Obwohl die rechtlichen Rahmenbedingungen sich angeglichen haben, gibt es nach wie vor erhebliche praktische Unterschiede zwischen offenen und geschlossenen Fonds. So unterscheidet sich die Verwaltung geschlossener Fonds maßgeblich von der früher durch die Kapitalanlagegesellschaften ausgeübten Verwaltung offener Investmentfonds. Das Geschäft mit geschlossenen Fonds ist wesentlich kleinteiliger. Im Jahr 2012 betrug das durchschnittliche Volumen eines geschlossenen Fonds etwa 24,1 Mio. EUR (Quelle: VGF Branchenzahlen 2012). Offene Investmentfonds haben dagegen durchschnittlich das mehr als sechsfache Volumen (149,5 Mio. EUR laut BVI Zeitreihe 2012). Diese Kleinteiligkeit im Umgang mit geschlossenen Fonds erfordert eine gänzlich andere Herangehensweise, als eine Kapitalanlagegesellschaft (KAG) dies bislang bei offenen Fonds gewohnt war.

Früher war die Strategie der meisten KAGs auf hohe Volumina und eine geringe Zahl von Fonds ausgerichtet. Die Verwaltung geschlossener Fonds erfordert jedoch die Fähigkeit zum Umgang mit einer großen Anzahl von kleineren Fonds, mithin also ein hohes Maß an Standardisierung, Automatisierung und Prozesseffizienz. Trotzdem werden geschlossene Fonds aufgrund ihres Beteiligungscharakters immer mehr Verwaltungsaufwand verursachen als ein elektronisch handelbarer offener Fonds.
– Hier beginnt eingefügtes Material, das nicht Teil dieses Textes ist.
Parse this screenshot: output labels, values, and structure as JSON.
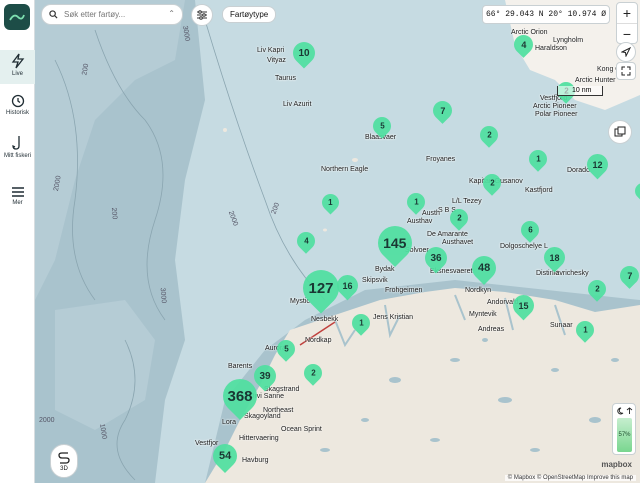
{
  "rail": {
    "items": [
      {
        "label": "Live"
      },
      {
        "label": "Historisk"
      },
      {
        "label": "Mitt fiskeri"
      },
      {
        "label": "Mer"
      }
    ]
  },
  "search": {
    "placeholder": "Søk etter fartøy..."
  },
  "filter_chip": "Fartøytype",
  "coordinates": "66° 29.043 N 20° 10.974 Ø",
  "scale_label": "10 nm",
  "time_of_day": {
    "percent_label": "57%"
  },
  "map_3d_label": "3D",
  "attribution": "© Mapbox © OpenStreetMap  Improve this map",
  "mapbox_logo": "mapbox",
  "colors": {
    "cluster": "#4fe0a0",
    "land": "#ede8df",
    "sea_shallow": "#c6dbe2",
    "sea_deep": "#a9c3cd"
  },
  "clusters": [
    {
      "count": "10"
    },
    {
      "count": "4"
    },
    {
      "count": "2"
    },
    {
      "count": "5"
    },
    {
      "count": "7"
    },
    {
      "count": "2"
    },
    {
      "count": "1"
    },
    {
      "count": "12"
    },
    {
      "count": "1"
    },
    {
      "count": "2"
    },
    {
      "count": "1"
    },
    {
      "count": "4"
    },
    {
      "count": "145"
    },
    {
      "count": "2"
    },
    {
      "count": "36"
    },
    {
      "count": "6"
    },
    {
      "count": "48"
    },
    {
      "count": "18"
    },
    {
      "count": "7"
    },
    {
      "count": "127"
    },
    {
      "count": "16"
    },
    {
      "count": "15"
    },
    {
      "count": "2"
    },
    {
      "count": "1"
    },
    {
      "count": "1"
    },
    {
      "count": "5"
    },
    {
      "count": "2"
    },
    {
      "count": "39"
    },
    {
      "count": "368"
    },
    {
      "count": "54"
    },
    {
      "count": "1"
    }
  ],
  "places": [
    "Liv Kapri",
    "Vityaz",
    "Taurus",
    "Liv Azurit",
    "Arctic Orion",
    "Lyngholm",
    "Haraldson",
    "Kong Oscar",
    "Vestfjord",
    "Arctic Pioneer",
    "Polar Pioneer",
    "Blaasvaer",
    "Froyanes",
    "Northern Eagle",
    "Kapitan Gusanov",
    "Kastfjord",
    "Dorado",
    "L/L Tezey",
    "Austhav",
    "De Amarante",
    "Austhavet",
    "Solvoer",
    "Dolgoschelye L",
    "Bydak",
    "Skipsvik",
    "Frohgeimen",
    "Eksnesvaeret",
    "Nordkyn",
    "Jens Kristian",
    "Distinkt",
    "Tavrichesky",
    "Mystic",
    "Myntevik",
    "Andorvald",
    "Sunaar",
    "Andreas",
    "Nesbekk",
    "Barents",
    "Skagstrand",
    "Orvi Sanne",
    "Northeast",
    "Skagoyland",
    "Hittervaering",
    "Havburg",
    "Vestfjor",
    "Lora",
    "S B S",
    "Austh",
    "Aurora",
    "Nordkap",
    "Ocean Sprint",
    "Arctic Hunter"
  ],
  "depth_labels": [
    "3000",
    "2000",
    "200",
    "2000",
    "200",
    "3000",
    "200",
    "2000",
    "1000"
  ]
}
Hierauf muss eine Organisation eingestellt sein. Insbesondere bei Dienstleistern, die sowohl offene als auch geschlossene Fonds verwalten, stellt sich die Frage nach den internen Prioritäten, zum Beispiel wenn ein offener Fonds mit 500 Mio. EUR Volumen und ein geschlossener Fonds mit 30 Mio. EUR Volumen um die internen Ressourcen der KVG konkurrieren. Dieser potentielle Interessenkonflikt der KVG erfordert Transparenz und belastbare Vereinbarungen in den Verträgen.